Whether we choose to call it a Revolution, an uprising, or a popular protest, it is surely a historic moment of political transformation for Egypt, one that has effectively broken down the chains of autocratic control, a lesson quickly learned from Tunisia. Both cases now provide resources of hope for the entire Arab region, especially for current pushes for democracy in Yemen, Bahrain, Sudan, Algeria, Jordan, and beyond. What happened in Egypt is not a typical, textbook revolution, not that there is such a prescriptive definition for revolutions and how they ought to be or behave. History books’ plentiful examples of past revolutions -- the French revolution of 1789 with the storming of the Bastille and the theatrical establishment of public guillotines, or the Bolshevik Revolution of 1917 and the end of Tsar rule, not to mention the movements that took place in Eastern Central Europe – can now be viewed as belonging to a bygone era. The forces that enabled this contemporary Egyptian event include new technologies that allow for the multiple voices of “people power” to spread far and wide.
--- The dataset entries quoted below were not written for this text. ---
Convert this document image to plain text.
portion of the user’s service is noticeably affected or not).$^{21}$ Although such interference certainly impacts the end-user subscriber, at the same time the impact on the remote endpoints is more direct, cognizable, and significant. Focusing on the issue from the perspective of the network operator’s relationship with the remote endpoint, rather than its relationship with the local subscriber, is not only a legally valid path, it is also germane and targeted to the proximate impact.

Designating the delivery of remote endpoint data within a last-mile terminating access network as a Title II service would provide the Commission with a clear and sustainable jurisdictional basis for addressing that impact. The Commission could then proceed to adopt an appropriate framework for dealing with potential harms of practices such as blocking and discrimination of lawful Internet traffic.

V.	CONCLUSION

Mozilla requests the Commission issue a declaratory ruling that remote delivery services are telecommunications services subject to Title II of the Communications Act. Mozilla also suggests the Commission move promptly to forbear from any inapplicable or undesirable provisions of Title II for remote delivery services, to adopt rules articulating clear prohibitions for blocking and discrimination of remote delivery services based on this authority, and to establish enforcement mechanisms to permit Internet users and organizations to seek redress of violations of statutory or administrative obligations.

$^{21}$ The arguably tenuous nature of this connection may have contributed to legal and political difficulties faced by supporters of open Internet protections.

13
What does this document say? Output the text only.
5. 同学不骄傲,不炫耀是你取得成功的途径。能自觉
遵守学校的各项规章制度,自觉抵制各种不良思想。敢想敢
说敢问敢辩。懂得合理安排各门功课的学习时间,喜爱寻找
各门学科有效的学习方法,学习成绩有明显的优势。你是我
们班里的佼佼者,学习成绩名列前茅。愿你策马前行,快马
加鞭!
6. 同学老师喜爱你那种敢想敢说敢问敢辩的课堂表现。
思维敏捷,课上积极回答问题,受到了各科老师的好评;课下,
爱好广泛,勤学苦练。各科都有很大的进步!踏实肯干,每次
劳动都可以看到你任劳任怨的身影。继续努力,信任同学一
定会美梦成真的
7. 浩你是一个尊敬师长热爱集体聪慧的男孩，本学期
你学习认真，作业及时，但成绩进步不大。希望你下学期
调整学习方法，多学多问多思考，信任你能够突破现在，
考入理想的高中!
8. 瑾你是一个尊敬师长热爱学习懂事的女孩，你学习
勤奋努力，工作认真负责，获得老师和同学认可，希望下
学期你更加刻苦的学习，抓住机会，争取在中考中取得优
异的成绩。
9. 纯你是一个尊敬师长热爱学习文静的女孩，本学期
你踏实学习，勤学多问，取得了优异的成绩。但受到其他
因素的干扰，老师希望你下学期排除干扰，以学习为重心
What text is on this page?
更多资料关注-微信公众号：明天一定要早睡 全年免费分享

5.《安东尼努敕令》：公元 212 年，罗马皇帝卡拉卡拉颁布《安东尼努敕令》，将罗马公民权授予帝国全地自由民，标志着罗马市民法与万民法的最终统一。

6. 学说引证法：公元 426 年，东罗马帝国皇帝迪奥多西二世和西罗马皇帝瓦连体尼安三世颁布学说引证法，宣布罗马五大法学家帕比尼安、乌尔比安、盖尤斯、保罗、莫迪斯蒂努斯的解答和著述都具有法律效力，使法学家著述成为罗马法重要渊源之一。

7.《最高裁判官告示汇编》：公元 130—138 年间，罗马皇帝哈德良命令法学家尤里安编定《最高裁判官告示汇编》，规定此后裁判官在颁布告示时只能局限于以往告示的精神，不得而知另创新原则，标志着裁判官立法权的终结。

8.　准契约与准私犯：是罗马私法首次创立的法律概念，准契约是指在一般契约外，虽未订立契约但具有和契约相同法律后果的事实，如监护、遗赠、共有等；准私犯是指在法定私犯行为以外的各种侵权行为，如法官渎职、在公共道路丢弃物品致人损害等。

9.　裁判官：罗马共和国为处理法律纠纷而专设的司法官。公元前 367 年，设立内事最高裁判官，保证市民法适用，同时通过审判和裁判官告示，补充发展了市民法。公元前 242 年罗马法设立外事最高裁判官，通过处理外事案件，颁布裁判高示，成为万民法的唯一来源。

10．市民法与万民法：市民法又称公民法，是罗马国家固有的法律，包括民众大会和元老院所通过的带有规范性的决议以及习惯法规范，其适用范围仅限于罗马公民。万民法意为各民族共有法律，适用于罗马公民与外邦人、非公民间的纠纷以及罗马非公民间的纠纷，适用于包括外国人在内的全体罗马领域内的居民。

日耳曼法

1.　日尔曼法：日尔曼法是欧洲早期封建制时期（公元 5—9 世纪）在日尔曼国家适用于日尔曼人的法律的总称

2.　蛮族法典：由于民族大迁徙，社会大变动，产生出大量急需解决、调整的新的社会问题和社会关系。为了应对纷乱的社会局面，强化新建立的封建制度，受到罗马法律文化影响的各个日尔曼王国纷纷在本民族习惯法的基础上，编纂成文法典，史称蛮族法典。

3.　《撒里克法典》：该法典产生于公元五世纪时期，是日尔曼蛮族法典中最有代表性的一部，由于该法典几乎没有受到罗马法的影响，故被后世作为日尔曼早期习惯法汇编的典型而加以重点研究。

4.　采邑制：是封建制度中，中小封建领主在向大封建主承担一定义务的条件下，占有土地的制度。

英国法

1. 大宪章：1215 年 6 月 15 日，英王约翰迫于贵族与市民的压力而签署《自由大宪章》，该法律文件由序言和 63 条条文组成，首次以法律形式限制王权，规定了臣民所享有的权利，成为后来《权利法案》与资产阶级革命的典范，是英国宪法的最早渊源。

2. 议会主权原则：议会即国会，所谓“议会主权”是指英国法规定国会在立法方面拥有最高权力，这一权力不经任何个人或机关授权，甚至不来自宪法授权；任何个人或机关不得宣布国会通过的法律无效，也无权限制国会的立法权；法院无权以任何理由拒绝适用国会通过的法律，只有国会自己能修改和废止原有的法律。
These digital-age instruments for voicing democracy must be seen as part of the essential spirit of this event, taking place in an irreducibly globalized world.
However, it is still important to heed lessons learned from these past revolutions. For instance, what happened in Ukraine should provide a clarion call to all Egyptians that complacency after the ousting of an unpopular president is not going to guarantee our transition into democracy. Egyptians should continue to protest until the Army honors the Egyptian constitution, surrenders the affairs of the country to the People’s Assembly and makes its Speaker the Interim President, in anticipation of fair and free presidential election in September. Egyptians should not lose their momentum yet or accept the status quo of an Army takeover. Instead, they should look at the bigger picture and only celebrate when a functional democratic system has been put in place; otherwise this revolution would have failed to achieve its fundamental material goals.